- Born: John Maquire circa 1966 Weymouth, Massachusetts
- Education: Bachelor’s degree in bakery science and management, Kansas State University, 1987; master’s degree in advanced management, Harvard Business School, 2011
- Occupation: 2012, CEO, Friendly's;

= John M. Maguire =

American businessman and restaurateur

John M. Maguire is an American businessman and restaurateur, and the former president and CEO of Friendly's, a position he from April 12, 2012.

Maguire brought two decades of experience in restaurant operations, most recently as Executive Vice President and Chief Operating Officer of Panera Bread. Maguire previously held positions with Au Bon Pain Co., Inc., Bread and Circus/Whole Foods Supermarkets, and Continental Baking Company.

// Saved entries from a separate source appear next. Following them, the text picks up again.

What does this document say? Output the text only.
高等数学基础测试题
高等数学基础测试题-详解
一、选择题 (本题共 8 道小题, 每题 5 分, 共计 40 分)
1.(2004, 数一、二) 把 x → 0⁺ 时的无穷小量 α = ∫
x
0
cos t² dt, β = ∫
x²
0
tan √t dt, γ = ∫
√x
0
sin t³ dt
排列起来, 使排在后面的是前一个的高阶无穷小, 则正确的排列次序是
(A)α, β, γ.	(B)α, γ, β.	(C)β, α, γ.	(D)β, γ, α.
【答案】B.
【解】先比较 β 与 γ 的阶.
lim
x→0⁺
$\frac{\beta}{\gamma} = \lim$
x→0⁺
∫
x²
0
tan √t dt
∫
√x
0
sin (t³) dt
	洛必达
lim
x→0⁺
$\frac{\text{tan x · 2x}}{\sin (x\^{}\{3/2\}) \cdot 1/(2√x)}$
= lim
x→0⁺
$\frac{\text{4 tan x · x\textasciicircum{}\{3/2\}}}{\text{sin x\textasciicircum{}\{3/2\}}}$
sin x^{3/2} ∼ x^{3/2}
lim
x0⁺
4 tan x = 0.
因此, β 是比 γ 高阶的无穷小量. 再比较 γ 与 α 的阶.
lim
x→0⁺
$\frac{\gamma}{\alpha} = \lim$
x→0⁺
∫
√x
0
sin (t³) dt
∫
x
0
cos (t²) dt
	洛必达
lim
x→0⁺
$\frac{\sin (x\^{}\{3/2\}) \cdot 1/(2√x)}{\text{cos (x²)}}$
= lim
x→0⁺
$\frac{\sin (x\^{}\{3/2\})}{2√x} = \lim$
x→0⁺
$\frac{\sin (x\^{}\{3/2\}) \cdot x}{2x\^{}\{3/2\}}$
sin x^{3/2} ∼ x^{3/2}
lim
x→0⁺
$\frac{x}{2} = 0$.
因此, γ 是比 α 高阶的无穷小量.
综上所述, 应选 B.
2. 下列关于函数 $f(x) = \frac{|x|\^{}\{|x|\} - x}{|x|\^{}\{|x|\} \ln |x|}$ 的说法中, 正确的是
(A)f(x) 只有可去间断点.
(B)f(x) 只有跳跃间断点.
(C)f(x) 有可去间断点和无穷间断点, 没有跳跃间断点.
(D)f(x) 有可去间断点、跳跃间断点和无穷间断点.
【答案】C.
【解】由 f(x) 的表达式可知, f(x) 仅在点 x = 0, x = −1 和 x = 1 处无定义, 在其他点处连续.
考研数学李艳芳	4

==Early life and education==
Maguire is a native of South Weymouth, Massachusetts. He has a bachelor's degree in bakery science and management from Kansas State University, 1987 and a master's degree in advanced management from Harvard Business School, 2011.

==Career==
When Maguire was 26, Au Bon Pain handed him "his first chance to turn around an operation. The project was a 17,000-square-foot commissary in a building under the Tobin Bridge charged with providing salads, juice, and baked goods to the Au Bon Pain locations without their own kitchens. The commissary was a disaster." The lesson he learned there about motivating his employees is one he has intended to take to Friendly's.

According to Bloomberg Business Week, Maguire was "Chief Operating Officer at Panera Bread Co. (also known as Au Bon Pain Co., Inc.) from March 2008 to April 2012 and as its Executive Vice President since April 3, 2006. He joined Panera Bread Co. in April 1993 and served as Chief Company and Joint Venture Operations Officer since November 2002; Senior Vice President from November 2002 to April 3, 2006; Senior Vice President of Company Operations and Bakery Supply Chain from April 2000 to July 2001 and Vice President of Commissary Operations from November 1998 to March 2000. From January 1990 to October 1998, Mr. Maguire served as a Manager and Vice President of Commissary Operations for the Au Bon Pain and Panera Bread/ Saint Louis Bread Divisions and a Director at Panera Bread Co."

In February 2012, Friendly's CEO Harsha V. Agadi announced his resignation. This came four months after Friendly's filed for Chapter 11 Bankruptcy protection. On April 12, 2012, Friendly's announced that John Maguire had been named president and CEO. On September 12, 2018, Maguire announced his departure from Friendly's.